„Jeszcze dziś jesteśmy świadkami barbarzyńskich aktów antysemityzmu”
Papież powiedział, że zapominając o Holokauście, niszczymy swoją przyszłość. Franciszek przyjął na audiencji delegację Centrum Szymona Wiesenthala, międzynarodowej organizacji żydowskiej służącej dokumentowaniu Holokaustu i ochronie praw człowieka.
W opublikowanym przez watykańskie Biuro Prasowe tekście papieskiego przemówienia czytamy, że obchodzony co roku 27 stycznia Dzień Pamięci o Ofiarach Holokaustu pomaga nam, byśmy nie popadli w obojętność wobec tej strasznej zbrodni.

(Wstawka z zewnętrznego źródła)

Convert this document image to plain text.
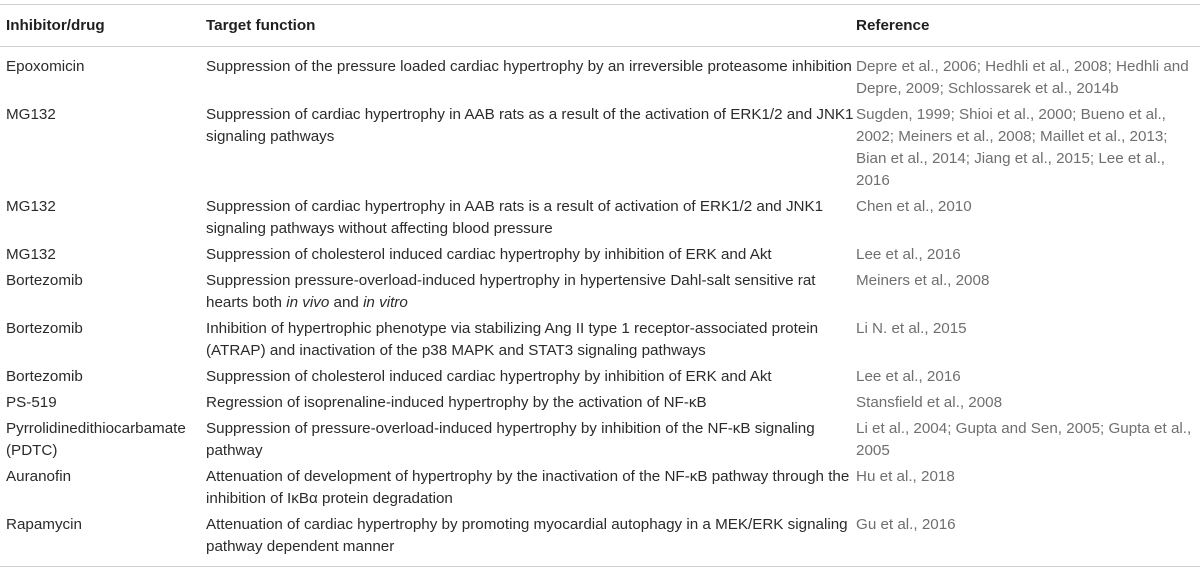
Inhibitor/drug	Target function	Reference
Epoxomicin	Suppression of the pressure loaded cardiac hypertrophy by an irreversible proteasome inhibition	Depre et al., 2006; Hedhli et al., 2008; Hedhli and Depre, 2009; Schlossarek et al., 2014b
MG132	Suppression of cardiac hypertrophy in AAB rats as a result of the activation of ERK1/2 and JNK1 signaling pathways	Sugden, 1999; Shioi et al., 2000; Bueno et al., 2002; Meiners et al., 2008; Maillet et al., 2013; Bian et al., 2014; Jiang et al., 2015; Lee et al., 2016
MG132	Suppression of cardiac hypertrophy in AAB rats is a result of activation of ERK1/2 and JNK1 signaling pathways without affecting blood pressure	Chen et al., 2010
MG132	Suppression of cholesterol induced cardiac hypertrophy by inhibition of ERK and Akt	Lee et al., 2016
Bortezomib	Suppression pressure-overload-induced hypertrophy in hypertensive Dahl-salt sensitive rat hearts both in vivo and in vitro	Meiners et al., 2008
Bortezomib	Inhibition of hypertrophic phenotype via stabilizing Ang II type 1 receptor-associated protein (ATRAP) and inactivation of the p38 MAPK and STAT3 signaling pathways	Li N. et al., 2015
Bortezomib	Suppression of cholesterol induced cardiac hypertrophy by inhibition of ERK and Akt	Lee et al., 2016
PS-519	Regression of isoprenaline-induced hypertrophy by the activation of NF-κB	Stansfield et al., 2008
Pyrrolidinedithiocarbamate (PDTC)	Suppression of pressure-overload-induced hypertrophy by inhibition of the NF-κB signaling pathway	Li et al., 2004; Gupta and Sen, 2005; Gupta et al., 2005
Auranofin	Attenuation of development of hypertrophy by the inactivation of the NF-κB pathway through the inhibition of IκBα protein degradation	Hu et al., 2018
Rapamycin	Attenuation of cardiac hypertrophy by promoting myocardial autophagy in a MEK/ERK signaling pathway dependent manner	Gu et al., 2016
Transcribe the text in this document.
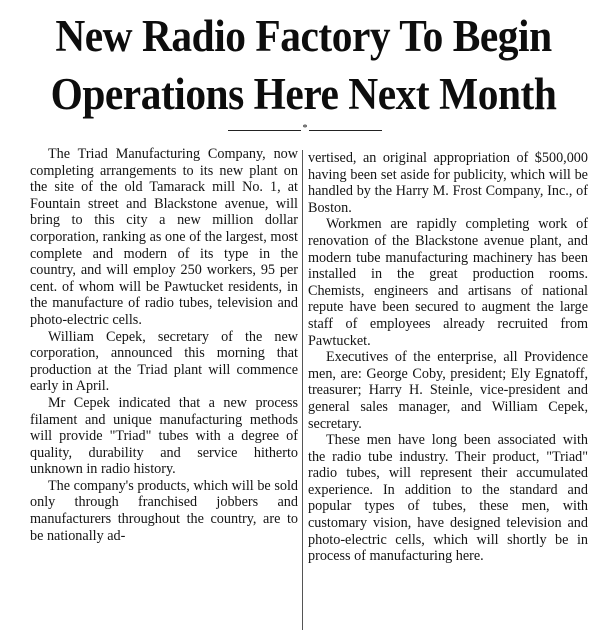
New Radio Factory To Begin
Operations Here Next Month
*

The Triad Manufacturing Company, now completing arrangements to its new plant on the site of the old Tamarack mill No. 1, at Fountain street and Blackstone avenue, will bring to this city a new million dollar corporation, ranking as one of the largest, most complete and modern of its type in the country, and will employ 250 workers, 95 per cent. of whom will be Pawtucket residents, in the manufacture of radio tubes, television and photo-electric cells.

William Cepek, secretary of the new corporation, announced this morning that production at the Triad plant will commence early in April.

Mr Cepek indicated that a new process filament and unique manufacturing methods will provide "Triad" tubes with a degree of quality, durability and service hitherto unknown in radio history.

The company's products, which will be sold only through franchised jobbers and manufacturers throughout the country, are to be nationally ad-

vertised, an original appropriation of $500,000 having been set aside for publicity, which will be handled by the Harry M. Frost Company, Inc., of Boston.

Workmen are rapidly completing work of renovation of the Blackstone avenue plant, and modern tube manufacturing machinery has been installed in the great production rooms. Chemists, engineers and artisans of national repute have been secured to augment the large staff of employees already recruited from Pawtucket.

Executives of the enterprise, all Providence men, are: George Coby, president; Ely Egnatoff, treasurer; Harry H. Steinle, vice-president and general sales manager, and William Cepek, secretary.

These men have long been associated with the radio tube industry. Their product, "Triad" radio tubes, will represent their accumulated experience. In addition to the standard and popular types of tubes, these men, with customary vision, have designed television and photo-electric cells, which will shortly be in process of manufacturing here.
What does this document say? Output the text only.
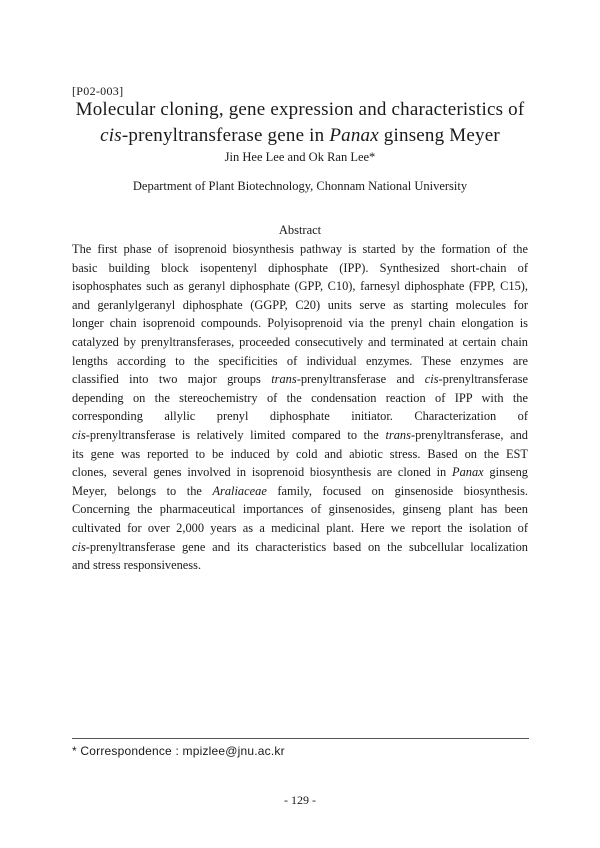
[P02-003]
Molecular cloning, gene expression and characteristics of
cis-prenyltransferase gene in Panax ginseng Meyer
Jin Hee Lee and Ok Ran Lee*
Department of Plant Biotechnology, Chonnam National University
Abstract
The first phase of isoprenoid biosynthesis pathway is started by the formation of the
basic building block isopentenyl diphosphate (IPP). Synthesized short-chain of
isophosphates such as geranyl diphosphate (GPP, C10), farnesyl diphosphate (FPP, C15),
and geranlylgeranyl diphosphate (GGPP, C20) units serve as starting molecules for
longer chain isoprenoid compounds. Polyisoprenoid via the prenyl chain elongation is
catalyzed by prenyltransferases, proceeded consecutively and terminated at certain chain
lengths according to the specificities of individual enzymes. These enzymes are
classified into two major groups trans-prenyltransferase and cis-prenyltransferase
depending on the stereochemistry of the condensation reaction of IPP with the
corresponding allylic prenyl diphosphate initiator. Characterization of
cis-prenyltransferase is relatively limited compared to the trans-prenyltransferase, and
its gene was reported to be induced by cold and abiotic stress. Based on the EST
clones, several genes involved in isoprenoid biosynthesis are cloned in Panax ginseng
Meyer, belongs to the Araliaceae family, focused on ginsenoside biosynthesis.
Concerning the pharmaceutical importances of ginsenosides, ginseng plant has been
cultivated for over 2,000 years as a medicinal plant. Here we report the isolation of
cis-prenyltransferase gene and its characteristics based on the subcellular localization
and stress responsiveness.
* Correspondence : mpizlee@jnu.ac.kr
- 129 -
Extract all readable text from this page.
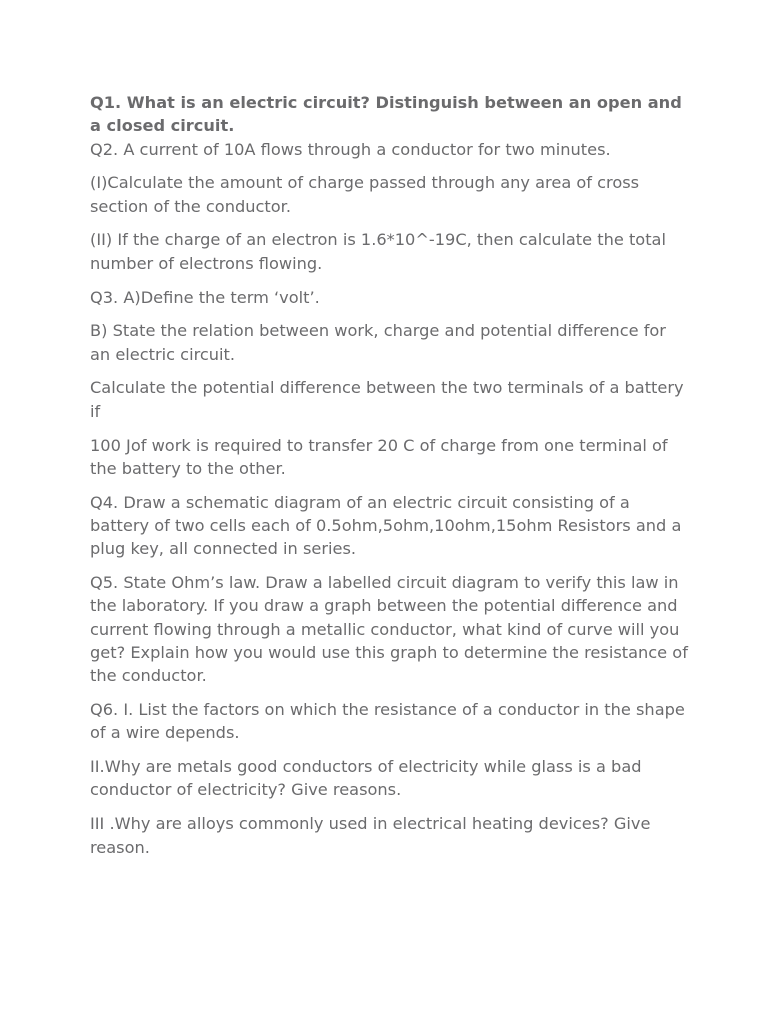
Q1. What is an electric circuit? Distinguish between an open and a closed circuit.

Q2. A current of 10A flows through a conductor for two minutes.

(I)Calculate the amount of charge passed through any area of cross section of the conductor.

(II) If the charge of an electron is 1.6*10^-19C, then calculate the total number of electrons flowing.

Q3. A)Define the term ‘volt’.

B) State the relation between work, charge and potential difference for an electric circuit.

Calculate the potential difference between the two terminals of a battery if

100 Jof work is required to transfer 20 C of charge from one terminal of the battery to the other.

Q4. Draw a schematic diagram of an electric circuit consisting of a battery of two cells each of 0.5ohm,5ohm,10ohm,15ohm Resistors and a plug key, all connected in series.

Q5. State Ohm’s law. Draw a labelled circuit diagram to verify this law in the laboratory. If you draw a graph between the potential difference and current flowing through a metallic conductor, what kind of curve will you get? Explain how you would use this graph to determine the resistance of the conductor.

Q6. I. List the factors on which the resistance of a conductor in the shape of a wire depends.

II.Why are metals good conductors of electricity while glass is a bad conductor of electricity? Give reasons.

III .Why are alloys commonly used in electrical heating devices? Give reason.
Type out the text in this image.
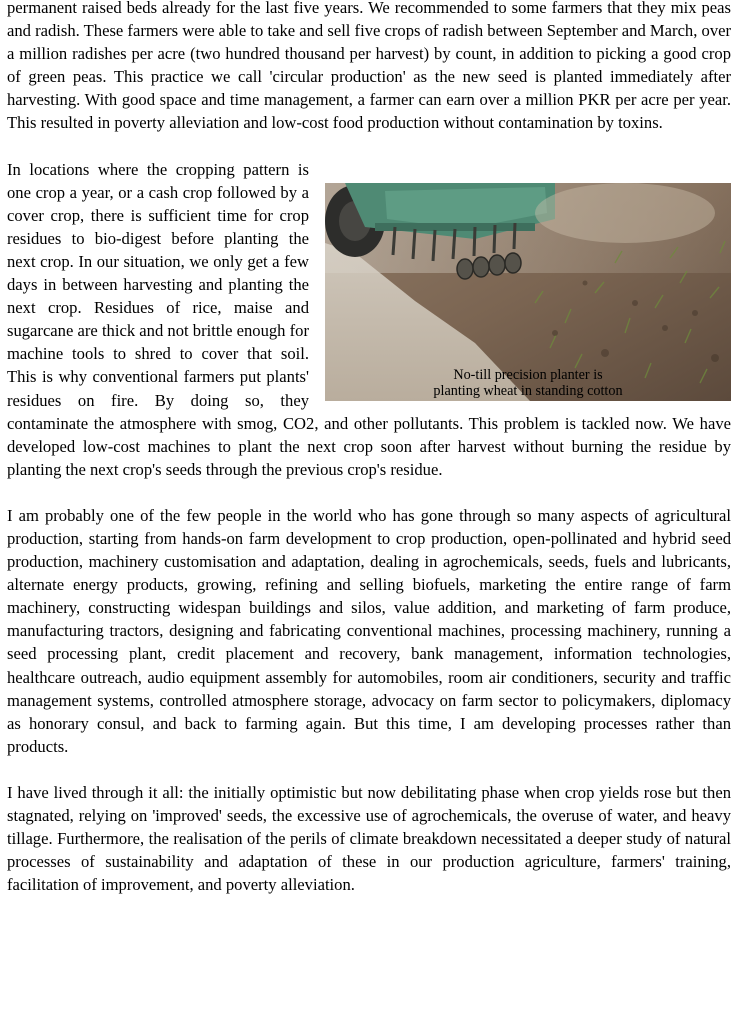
permanent raised beds already for the last five years. We recommended to some farmers that they mix peas and radish. These farmers were able to take and sell five crops of radish between September and March, over a million radishes per acre (two hundred thousand per harvest) by count, in addition to picking a good crop of green peas. This practice we call 'circular production' as the new seed is planted immediately after harvesting. With good space and time management, a farmer can earn over a million PKR per acre per year. This resulted in poverty alleviation and low-cost food production without contamination by toxins.

No-till precision planter is
planting wheat in standing cotton

In locations where the cropping pattern is one crop a year, or a cash crop followed by a cover crop, there is sufficient time for crop residues to bio-digest before planting the next crop. In our situation, we only get a few days in between harvesting and planting the next crop. Residues of rice, maise and sugarcane are thick and not brittle enough for machine tools to shred to cover that soil. This is why conventional farmers put plants' residues on fire. By doing so, they contaminate the atmosphere with smog, CO2, and other pollutants. This problem is tackled now. We have developed low-cost machines to plant the next crop soon after harvest without burning the residue by planting the next crop's seeds through the previous crop's residue.

I am probably one of the few people in the world who has gone through so many aspects of agricultural production, starting from hands-on farm development to crop production, open-pollinated and hybrid seed production, machinery customisation and adaptation, dealing in agrochemicals, seeds, fuels and lubricants, alternate energy products, growing, refining and selling biofuels, marketing the entire range of farm machinery, constructing widespan buildings and silos, value addition, and marketing of farm produce, manufacturing tractors, designing and fabricating conventional machines, processing machinery, running a seed processing plant, credit placement and recovery, bank management, information technologies, healthcare outreach, audio equipment assembly for automobiles, room air conditioners, security and traffic management systems, controlled atmosphere storage, advocacy on farm sector to policymakers, diplomacy as honorary consul, and back to farming again. But this time, I am developing processes rather than products.

I have lived through it all: the initially optimistic but now debilitating phase when crop yields rose but then stagnated, relying on 'improved' seeds, the excessive use of agrochemicals, the overuse of water, and heavy tillage. Furthermore, the realisation of the perils of climate breakdown necessitated a deeper study of natural processes of sustainability and adaptation of these in our production agriculture, farmers' training, facilitation of improvement, and poverty alleviation.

Franciszek wskazał, że w świecie rośnie egoistyczna obojętność na cierpienia innych.
– Współczesny konsumizm wyraża się także w słowach: ile niepotrzebnych słów, ile czasu straconego na kontestację i oskarżanie, ile krzyków, w których obrażamy ludzi, bez przejmowania się tym, co się mówi. Natomiast cisza pomaga w zachowaniu pamięci. Jeśli utracimy pamięć, zburzymy przyszłość. Rocznica niewymownego okrucieństwa, którą ludzkość odkryła 75 lat temu, wzywa nas do zatrzymania się, aby zamilknąć i powrócić do pamięci. Potrzebujemy tego, aby nie stać się obojętnymi – mówił papież.
Powiedział, że stanowi to podatny grunt dla podziałów, populizmu i nienawiści. Podkreślił, że ostatnio znów doszło do eskalacji brutalnych incydentów o podłożu antysemickim. Zapewnił, że zawsze będzie zdecydowanie potępiał każdą formę antysemityzmu.
– Jeszcze dziś jesteśmy świadkami nawracających barbarzyńskich aktów antysemityzmu. Nie ustanę w jednoznacznym potępianiu takich czynów. Aby zmierzyć się z tym problemem u jego korzeni, musimy zaangażować się w „przeoranie terenu”, na którym rodzi się nienawiść, siejąc tam pokój – podkreślił papież
Wskazał, że tym zjawiskom można stawić czoło poprzez edukację, pomoc tym, którzy zostali zepchnięci na margines, a także wspierając ofiary nietolerancji i i dyskryminacji.
– Czyni się to poprzez integrację, poszukiwanie i rozumienie drugiego – w ten sposób jeszcze bardziej chronimy siebie samych. Dlatego pilną rzeczą jest reintegracja osób marginalizowanych, podanie ręki tym, którzy są daleko, wspieranie tych, którzy są odrzuceni, bo nie mają żadnych środków ani pieniędzy, pomoc ofiarom nietolerancji i dyskryminacji – powiedział Franciszek.